Indische Urlauber:innen kennen die Salzburger Berge aus Bollywood-Filmen. Chinesische Tourist:innen wollen einmal in ihrem Leben das echte Hallstatt im Salzkammergut sehen und nicht nur die Kopie in ihrer Heimat. Amerikanische Backpacker:innen machen sich nach Salzburg auf, um der singenden Familie Trapp aus dem Broadwaymusical „The Sound of Music“ nachzuspüren. Salzburg, das Land der Tourismusfolklore? Einerseits.
Auf der anderen Seite ist Salzburg mit Red Bull die Heimat einer der modernsten Wirtschaftsmarken der Welt. Die Festspiele bringen jeden Sommer internationale Hochkultur in die Stadt an der Salzach. Zu guter Letzt haben die Salzburger:innen im Frühling 2024 sogar einen Kommunisten beinahe zum Bürgermeister gewählt. Und das in der Geburtsstadt von Wolfgang Amadeus Mozart.

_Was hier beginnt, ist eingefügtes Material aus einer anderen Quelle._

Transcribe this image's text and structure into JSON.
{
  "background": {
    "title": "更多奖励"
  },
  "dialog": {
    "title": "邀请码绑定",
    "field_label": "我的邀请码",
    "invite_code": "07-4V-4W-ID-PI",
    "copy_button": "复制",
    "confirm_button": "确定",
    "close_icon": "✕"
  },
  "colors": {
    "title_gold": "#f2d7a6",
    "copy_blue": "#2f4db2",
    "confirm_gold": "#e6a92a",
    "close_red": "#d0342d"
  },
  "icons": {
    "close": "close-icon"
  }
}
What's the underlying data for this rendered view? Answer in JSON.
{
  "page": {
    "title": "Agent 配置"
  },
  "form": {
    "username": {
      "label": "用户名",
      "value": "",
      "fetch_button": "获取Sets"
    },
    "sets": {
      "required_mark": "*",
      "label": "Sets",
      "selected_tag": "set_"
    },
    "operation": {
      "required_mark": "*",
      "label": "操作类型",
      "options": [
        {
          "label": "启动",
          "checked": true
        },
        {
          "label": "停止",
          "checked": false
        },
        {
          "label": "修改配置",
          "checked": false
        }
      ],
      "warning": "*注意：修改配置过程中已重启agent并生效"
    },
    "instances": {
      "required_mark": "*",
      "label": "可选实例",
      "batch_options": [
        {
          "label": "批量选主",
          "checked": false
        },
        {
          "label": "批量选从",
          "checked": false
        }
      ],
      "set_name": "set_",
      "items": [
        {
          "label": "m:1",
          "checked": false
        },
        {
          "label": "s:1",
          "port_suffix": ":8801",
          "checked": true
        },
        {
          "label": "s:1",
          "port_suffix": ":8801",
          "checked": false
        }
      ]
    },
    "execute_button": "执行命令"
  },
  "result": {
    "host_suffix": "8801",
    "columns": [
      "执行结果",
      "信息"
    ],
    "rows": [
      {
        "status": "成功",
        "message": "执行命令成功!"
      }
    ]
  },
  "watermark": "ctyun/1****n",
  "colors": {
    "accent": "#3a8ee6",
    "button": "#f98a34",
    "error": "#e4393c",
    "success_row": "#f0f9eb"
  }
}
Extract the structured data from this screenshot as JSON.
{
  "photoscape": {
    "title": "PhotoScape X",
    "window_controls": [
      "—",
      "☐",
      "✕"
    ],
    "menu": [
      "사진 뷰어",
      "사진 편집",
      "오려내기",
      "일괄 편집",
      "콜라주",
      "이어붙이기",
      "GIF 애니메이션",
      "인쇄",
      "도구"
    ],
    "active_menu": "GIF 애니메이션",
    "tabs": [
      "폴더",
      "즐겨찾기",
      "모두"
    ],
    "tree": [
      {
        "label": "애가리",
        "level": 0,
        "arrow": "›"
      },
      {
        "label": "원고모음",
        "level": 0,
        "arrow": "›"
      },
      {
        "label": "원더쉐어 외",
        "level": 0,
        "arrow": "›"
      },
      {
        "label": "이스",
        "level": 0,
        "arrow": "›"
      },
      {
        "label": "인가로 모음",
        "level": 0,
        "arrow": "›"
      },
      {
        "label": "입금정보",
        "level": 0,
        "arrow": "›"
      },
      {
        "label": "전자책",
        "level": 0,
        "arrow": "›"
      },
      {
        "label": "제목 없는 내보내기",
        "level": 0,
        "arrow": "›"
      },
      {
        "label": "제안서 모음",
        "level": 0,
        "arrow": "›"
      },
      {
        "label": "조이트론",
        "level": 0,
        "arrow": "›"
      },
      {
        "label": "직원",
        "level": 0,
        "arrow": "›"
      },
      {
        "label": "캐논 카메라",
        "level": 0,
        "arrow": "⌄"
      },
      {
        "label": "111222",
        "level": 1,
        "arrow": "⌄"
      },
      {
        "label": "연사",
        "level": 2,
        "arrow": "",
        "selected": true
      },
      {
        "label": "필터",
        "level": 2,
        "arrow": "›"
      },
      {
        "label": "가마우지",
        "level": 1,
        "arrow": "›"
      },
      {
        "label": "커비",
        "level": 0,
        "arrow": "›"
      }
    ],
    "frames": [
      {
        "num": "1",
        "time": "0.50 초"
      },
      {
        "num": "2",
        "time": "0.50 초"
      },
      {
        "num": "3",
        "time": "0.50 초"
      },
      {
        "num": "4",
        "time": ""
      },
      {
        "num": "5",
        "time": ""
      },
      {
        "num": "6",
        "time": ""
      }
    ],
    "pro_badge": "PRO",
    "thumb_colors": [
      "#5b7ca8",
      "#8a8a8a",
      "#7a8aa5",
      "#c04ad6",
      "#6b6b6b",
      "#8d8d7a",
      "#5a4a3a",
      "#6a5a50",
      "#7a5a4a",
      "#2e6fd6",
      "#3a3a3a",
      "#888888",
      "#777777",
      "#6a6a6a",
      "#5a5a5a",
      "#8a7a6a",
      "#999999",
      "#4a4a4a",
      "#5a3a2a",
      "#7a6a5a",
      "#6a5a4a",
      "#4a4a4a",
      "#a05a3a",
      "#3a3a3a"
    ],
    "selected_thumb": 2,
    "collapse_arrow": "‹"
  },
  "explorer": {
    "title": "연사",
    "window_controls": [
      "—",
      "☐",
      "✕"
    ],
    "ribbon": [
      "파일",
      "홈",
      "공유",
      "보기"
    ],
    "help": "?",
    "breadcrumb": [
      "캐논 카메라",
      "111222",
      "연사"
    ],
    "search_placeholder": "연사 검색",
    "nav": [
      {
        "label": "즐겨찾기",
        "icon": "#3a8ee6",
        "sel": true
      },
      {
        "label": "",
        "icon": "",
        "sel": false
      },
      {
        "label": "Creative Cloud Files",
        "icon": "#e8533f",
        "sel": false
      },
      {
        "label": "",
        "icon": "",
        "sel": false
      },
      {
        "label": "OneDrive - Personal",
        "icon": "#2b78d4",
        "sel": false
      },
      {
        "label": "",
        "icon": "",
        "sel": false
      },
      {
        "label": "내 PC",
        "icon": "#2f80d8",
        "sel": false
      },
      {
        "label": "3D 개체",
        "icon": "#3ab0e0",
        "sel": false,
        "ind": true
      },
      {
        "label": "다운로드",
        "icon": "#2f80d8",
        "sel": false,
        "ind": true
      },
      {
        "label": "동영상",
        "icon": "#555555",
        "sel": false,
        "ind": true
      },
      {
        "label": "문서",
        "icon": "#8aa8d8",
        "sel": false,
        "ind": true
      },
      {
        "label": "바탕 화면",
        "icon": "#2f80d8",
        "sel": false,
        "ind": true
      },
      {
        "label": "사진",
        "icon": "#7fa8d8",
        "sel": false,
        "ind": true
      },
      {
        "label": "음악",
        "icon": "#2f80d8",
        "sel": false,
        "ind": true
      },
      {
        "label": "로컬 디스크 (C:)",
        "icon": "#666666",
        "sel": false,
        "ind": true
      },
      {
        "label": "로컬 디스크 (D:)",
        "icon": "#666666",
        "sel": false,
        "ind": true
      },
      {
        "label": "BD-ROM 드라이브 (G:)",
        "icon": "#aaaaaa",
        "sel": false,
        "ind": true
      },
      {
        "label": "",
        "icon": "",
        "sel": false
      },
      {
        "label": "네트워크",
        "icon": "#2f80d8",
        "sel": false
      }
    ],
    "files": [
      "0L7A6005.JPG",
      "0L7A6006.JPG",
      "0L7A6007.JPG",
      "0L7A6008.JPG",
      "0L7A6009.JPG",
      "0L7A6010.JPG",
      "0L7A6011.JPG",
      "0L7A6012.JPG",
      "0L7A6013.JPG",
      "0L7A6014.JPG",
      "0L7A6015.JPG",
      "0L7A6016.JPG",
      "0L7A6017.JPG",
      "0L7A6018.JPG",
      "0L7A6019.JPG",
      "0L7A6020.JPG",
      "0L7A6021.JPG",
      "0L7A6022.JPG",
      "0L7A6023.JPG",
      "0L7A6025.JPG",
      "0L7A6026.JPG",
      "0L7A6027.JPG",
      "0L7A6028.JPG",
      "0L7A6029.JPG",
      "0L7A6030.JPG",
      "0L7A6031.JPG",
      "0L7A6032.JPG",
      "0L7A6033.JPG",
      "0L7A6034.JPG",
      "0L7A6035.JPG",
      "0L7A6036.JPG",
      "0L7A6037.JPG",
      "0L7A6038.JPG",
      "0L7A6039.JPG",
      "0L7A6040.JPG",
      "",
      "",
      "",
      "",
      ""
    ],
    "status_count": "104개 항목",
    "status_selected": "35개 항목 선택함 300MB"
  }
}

Ganz schön viel los in einem Bundesland, das flächen- und einwohner:innenmäßig gerade einmal österreichischer Durchschnitt ist.
Tourismus, Hochkultur und Red Bull
„Salzburg ist sehr bäuerlich und bürgerlich geprägt. Es gibt kaum Industrie. Dafür wird das Bundesland stark vom Tourismus bestimmt“, sagt Armin Mühlböck, Politikwissenschaftler an der Universität Salzburg, zur WZ. Nach Tirol ist Salzburg das Bundesland mit den meisten Gästenächtigungen. Die Verbindung aus Hochkultur, schöner Landschaft und modernen Business-Brands hat Salzburg zum reichsten Bundesland in Österreich gemacht. „Die Faktoren Red Bull, Tourismus und Kultur ziehen weltweit“, stellt Mühlböck fest. Jedoch sind nicht alle glücklich mit den vielen Tourist:innen. Vor allem in Hallstatt und der Stadt Salzburg sind die Einwohner:innen den Massentourismus leid. Die Politik sucht bisher vergebens nach einer neuen Tourismusstrategie nach dem Motto „mehr Klasse, weniger Masse“.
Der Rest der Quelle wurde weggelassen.